Today, 2050 doesn’t feel all that far off. And, we are experiencing climate impacts which climate scientists have been forecasting for decades. In Illinois, we have already seen increased intensity of rainfall and flooding, along with droughts and rising average temperatures.

So the challenge for all of us is to understand how we got here. And, more importantly to understand how do we talk about climate change in a way that matters. In a way that bridges political divisions.

Much of the work of climate activist groups is focused on mobilizing the base and stigmatizing the fossil fuel industry. That’s important. But it is not enough.

To foster hope on climate change we need to also open a dialogue. Political ideology is a primary predictor of climate change beliefs.

To teach climate hope we need to understand the emotions that our changing environment sparks in students of all ages. Anger and fear are disempowering. We need to teach about climate solutions without sugarcoating the challenges.

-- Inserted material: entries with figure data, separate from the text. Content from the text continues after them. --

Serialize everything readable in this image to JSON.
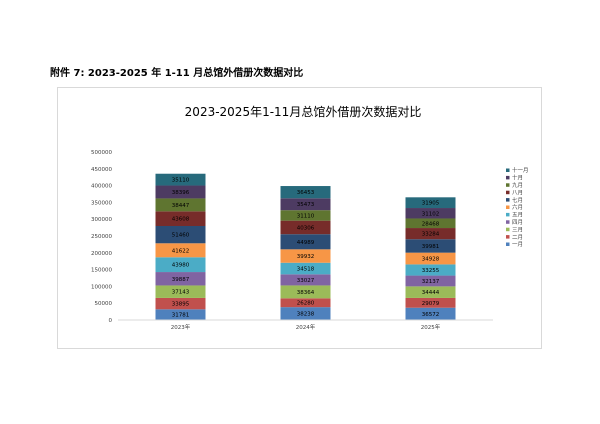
{
  "document": {
    "heading": "附件 7: 2023-2025 年 1-11 月总馆外借册次数据对比"
  },
  "chart_data": {
    "type": "bar",
    "stacked": true,
    "title": "2023-2025年1-11月总馆外借册次数据对比",
    "categories": [
      "2023年",
      "2024年",
      "2025年"
    ],
    "ylim": [
      0,
      500000
    ],
    "yticks": [
      "0",
      "50000",
      "100000",
      "150000",
      "200000",
      "250000",
      "300000",
      "350000",
      "400000",
      "450000",
      "500000"
    ],
    "grid": false,
    "legend_position": "right",
    "series": [
      {
        "name": "一月",
        "color": "#4f81bd",
        "values": [
          31781,
          38238,
          36572
        ]
      },
      {
        "name": "二月",
        "color": "#c0504d",
        "values": [
          33895,
          26280,
          29079
        ]
      },
      {
        "name": "三月",
        "color": "#9bbb59",
        "values": [
          37143,
          38364,
          34444
        ]
      },
      {
        "name": "四月",
        "color": "#8064a2",
        "values": [
          39887,
          33027,
          32137
        ]
      },
      {
        "name": "五月",
        "color": "#4bacc6",
        "values": [
          43980,
          34518,
          33255
        ]
      },
      {
        "name": "六月",
        "color": "#f79646",
        "values": [
          41622,
          39932,
          34928
        ]
      },
      {
        "name": "七月",
        "color": "#2c4d75",
        "values": [
          51460,
          44989,
          39981
        ]
      },
      {
        "name": "八月",
        "color": "#772c2a",
        "values": [
          43608,
          40306,
          33284
        ]
      },
      {
        "name": "九月",
        "color": "#5f7530",
        "values": [
          38447,
          31110,
          28468
        ]
      },
      {
        "name": "十月",
        "color": "#4d3b62",
        "values": [
          38396,
          35473,
          31102
        ]
      },
      {
        "name": "十一月",
        "color": "#276a7c",
        "values": [
          35110,
          36453,
          31905
        ]
      }
    ]
  }
}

Where we can find renewed hope on climate change is in talking about what we love that is impacted by climate change, as well as understanding how individuals come to their beliefs about global warming.

Let’s start with what we can agree on.

A New Narrative Is Needed

In my teaching I emphasize that the majority of people in the United States are potentially reachable on climate issues. In fact, less than one in 10 U.S. adults are actively dismissive, according to research from George Mason and Yale Universities.

What’s more, even a majority of Republicans support increased research funding for clean energy technology, teaching climate change impacts and solutions in schools and that the country should use more solar and wind energy.

What we need to do is change the narrative about who supports climate action in the United States. We need to talk about climate change in a way that connects to everyday lived experience. In a new handbook for IPCC scientists, the UK-based charity Climate Outreach recommends telling human stories and speaking to shared values.

At the end of my course, one of my students reflected on seeing Al Gore’s An Inconvenient Sequel: Truth to Power at a local environmental film festival. The student wrote about how the film had sparked a conversation with his partner, who he described as doubtful, about climate change.

These are kinds of conversations we all need to be having. We need to talk more with those who don’t agree with us. We need to open dialogue on finding common ground, rather than the politics of climate change that may divide us. That is a way to find hope on climate issues.

Teaching climate hope is hard. It matters more now than ever.